Capítulo 7: Laços de família e direitos no final da escravidão- Hebe M. Mattos de


Castro p.337-384
● Nas sociedades ditas tradicionais, o privado se opunha ao público antes como
poder do que como direito. É o poder privado do senhor sobre seus escravos que
define essencialmente uma ordem escravista. (p.338)
● A continuidade da escravidão na jovem monarquia se fez fundamentada no
direito positivo: o direito de propriedade dos senhores sobre seus escravos,
assimilados estes, juridicamente, a simples mercadorias. Do ponto de vista legal,
portanto, esvaziava-se a relação escravista de seu liame senhorial para enfatizar
seu sentido comercial. Ao fazê-lo, a monarquia exacerbava – em princípio – o
poder privado dos senhores sobre seus cativos, transformando em simples direito
de propriedade. (p.341)
● Não era o convite de Lisboa e Isabel para que Ramos jantasse em sua casa – um
homem livre, ao que tudo indica descendente de africanos – o que causava
estranheza às testemunhas, mas o fato de que, nessa situação, a anfitriã o tivesse
chamado de “negro”, desqualificando- o desse modo como hóspede à mesa do
casal. Como regra geral, o que se depreende da leitura desse processo, bem
como a de outros documentos similares, é que a palavra negro foi utilizada na
linguagem coloquial, por quase todo o século XIX, como uma espécie de
sinônimo de escravo ou de ex escravo, com variantes que definiam os diversos
tipos de cativos, como africano – comumente chamado de “preto” até meados do
século – ou o cativo nascido no Brasil – conhecido como “crioulo” -, entre
outras variações locais ou regionais. (p.342)

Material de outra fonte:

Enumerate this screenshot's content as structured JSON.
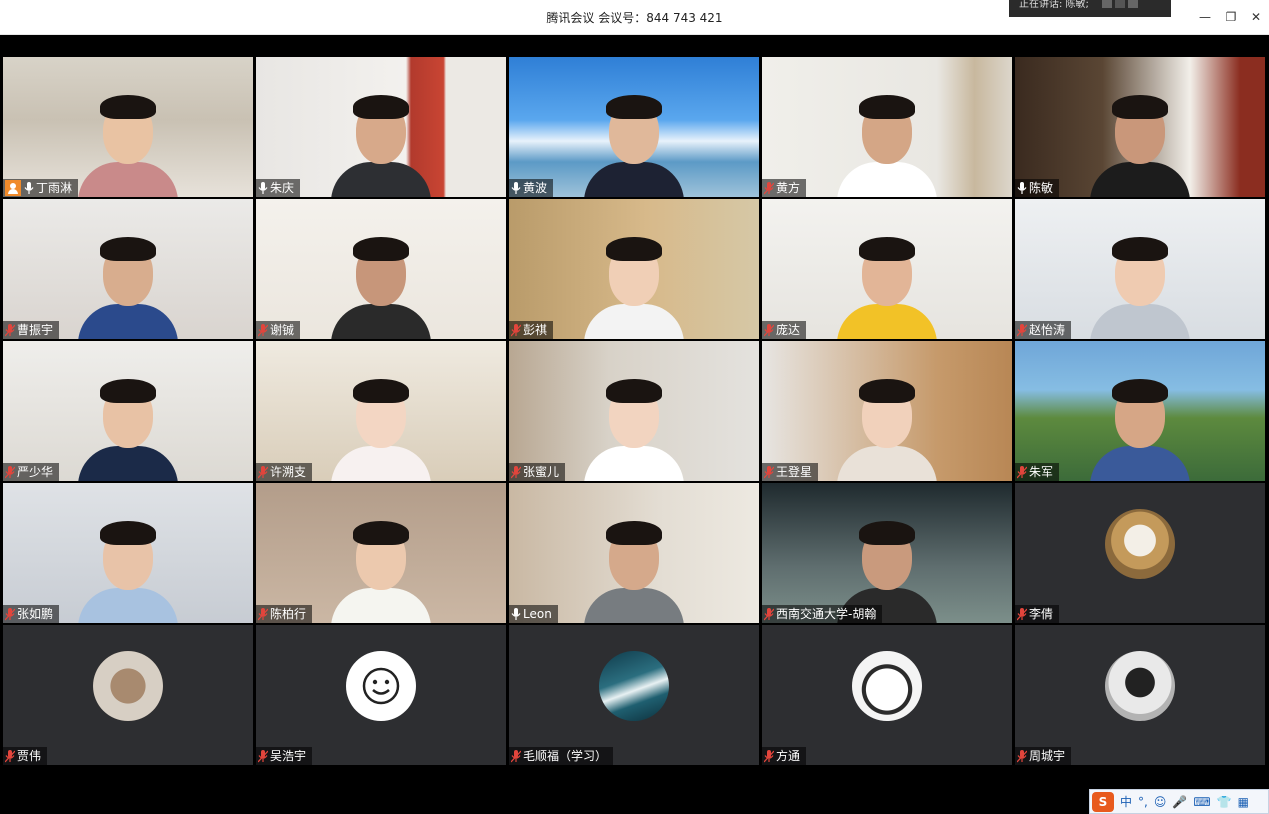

● Para 65,22% dos nascidos nas áreas onde viviam em cativeiro, podem-se
identificar relações familiares, muitas vezes remontando a mais de uma geração.
(p.344)
● Apesar do incontestado poder senhorial de Antônio Pais, nos cômodos de sua
casa, bem como nas demais casas de propriedade dele, definiam-se espaços
privativos dos diferentes núcleos familiares que viviam naquele domicílio.